In 1942, all men and boys over 16, were instructed to report to the Mechelen transit camp (halfway between Antwerp and Brussels). David and his father - a tailor - were deported to a labour camp in France, where they were beaten as slaves, labouring on the Chemin Des Juifs.

Later that year Shentow was transferred to the Auschwitz-Birkenau extermination camp. All members of his family in Europe - his parents, sisters, cousins, aunts, and uncles - were murdered.
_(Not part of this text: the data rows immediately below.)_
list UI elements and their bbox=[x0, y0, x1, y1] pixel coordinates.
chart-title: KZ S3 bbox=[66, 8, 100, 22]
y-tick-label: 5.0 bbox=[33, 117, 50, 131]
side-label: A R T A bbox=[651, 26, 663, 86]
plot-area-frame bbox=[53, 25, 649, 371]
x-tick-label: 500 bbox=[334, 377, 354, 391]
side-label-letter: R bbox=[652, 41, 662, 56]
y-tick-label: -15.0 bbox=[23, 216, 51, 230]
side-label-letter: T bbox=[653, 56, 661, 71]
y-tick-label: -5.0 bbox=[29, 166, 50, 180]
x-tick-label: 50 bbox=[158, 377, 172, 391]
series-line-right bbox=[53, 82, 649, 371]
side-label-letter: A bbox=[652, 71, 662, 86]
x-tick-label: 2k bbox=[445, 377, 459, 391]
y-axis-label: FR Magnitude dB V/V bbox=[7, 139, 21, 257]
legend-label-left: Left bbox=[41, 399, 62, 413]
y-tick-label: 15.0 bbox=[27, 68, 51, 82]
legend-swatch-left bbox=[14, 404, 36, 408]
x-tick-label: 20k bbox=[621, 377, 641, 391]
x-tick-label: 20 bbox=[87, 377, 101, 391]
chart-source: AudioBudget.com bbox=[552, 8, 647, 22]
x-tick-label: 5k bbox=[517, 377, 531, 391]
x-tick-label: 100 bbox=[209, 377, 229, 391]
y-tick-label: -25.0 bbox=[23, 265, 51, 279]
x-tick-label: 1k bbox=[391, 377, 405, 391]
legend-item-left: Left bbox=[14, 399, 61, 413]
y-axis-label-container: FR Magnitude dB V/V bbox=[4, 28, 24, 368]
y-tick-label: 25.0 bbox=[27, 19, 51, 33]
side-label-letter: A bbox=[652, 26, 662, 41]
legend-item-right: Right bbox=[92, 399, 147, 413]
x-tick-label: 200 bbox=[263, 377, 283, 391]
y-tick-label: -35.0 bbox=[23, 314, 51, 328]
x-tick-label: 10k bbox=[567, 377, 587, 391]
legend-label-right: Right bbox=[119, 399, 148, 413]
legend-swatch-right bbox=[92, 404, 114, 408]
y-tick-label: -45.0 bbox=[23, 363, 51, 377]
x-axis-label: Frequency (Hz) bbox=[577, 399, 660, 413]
Shentow survived slave labour, the Auschwitz extermination camp, the death marches, and the Dachau concentration camp, from which he was liberated on his 20th birthday (April 29, 1945).

==Appearance in films==
David Shentow's personal testimony is featured in the film by Montreal-born Floralove Katz, David Shentow: Prisoner of the Nazi Holocaust, No. 72585 (2020).

Historian Marcus R. Roberts consulted with David Shentow on his research on the Chemin Des Juifs (2015).

Shentow is the central figure in the Ottawa-born documentary Director Koa Padolsky's film Le Chemin des Juifs (2017), which chronicles his Holocaust experiences during the war. Le Chemin des Juifs (The Road of the Jews) refers to a 4-kilometer concrete road poured and formed (under terrible condition and duress) by Belgian Jewish slave labourers: it was intended for attacks on England by heavy armoured vehicles and tanks. The road is located in a nature reserve near the French coastline towns of Neufchâtel-Hardelot and Condette. Still visible in the concrete are bare foot-prints of Jewish slave prisoners, the jack-boots of their German captors, and paw-prints of the vicious German Shepherd dogs.

Shentow appears in the 2015 film Blind Love.

David and his wife Rose participated on eight March of the Living missions. Over decades, hundreds of listeners became, as he termed it, "witnesses of the Holocaust" as Shentow shared his testimony in lectures at high schools, universities, police academies and for the Canadian military.

==Later life and Holocaust education==
David Shentow immigrated to Canada in 1949. He married Rose Feldberg (of origin from Białobrzegi, Poland) and they raised two daughters. A chance encounter in the 1980s with Holocaust denier Ernst Zundel prompted Shentow to speak about the Holocaust over the following decades. In Witness: Passing the Torch of Holocaust Memory to New Generations, by Eli Rubenstein, Shentow's quotes evoke his experiences.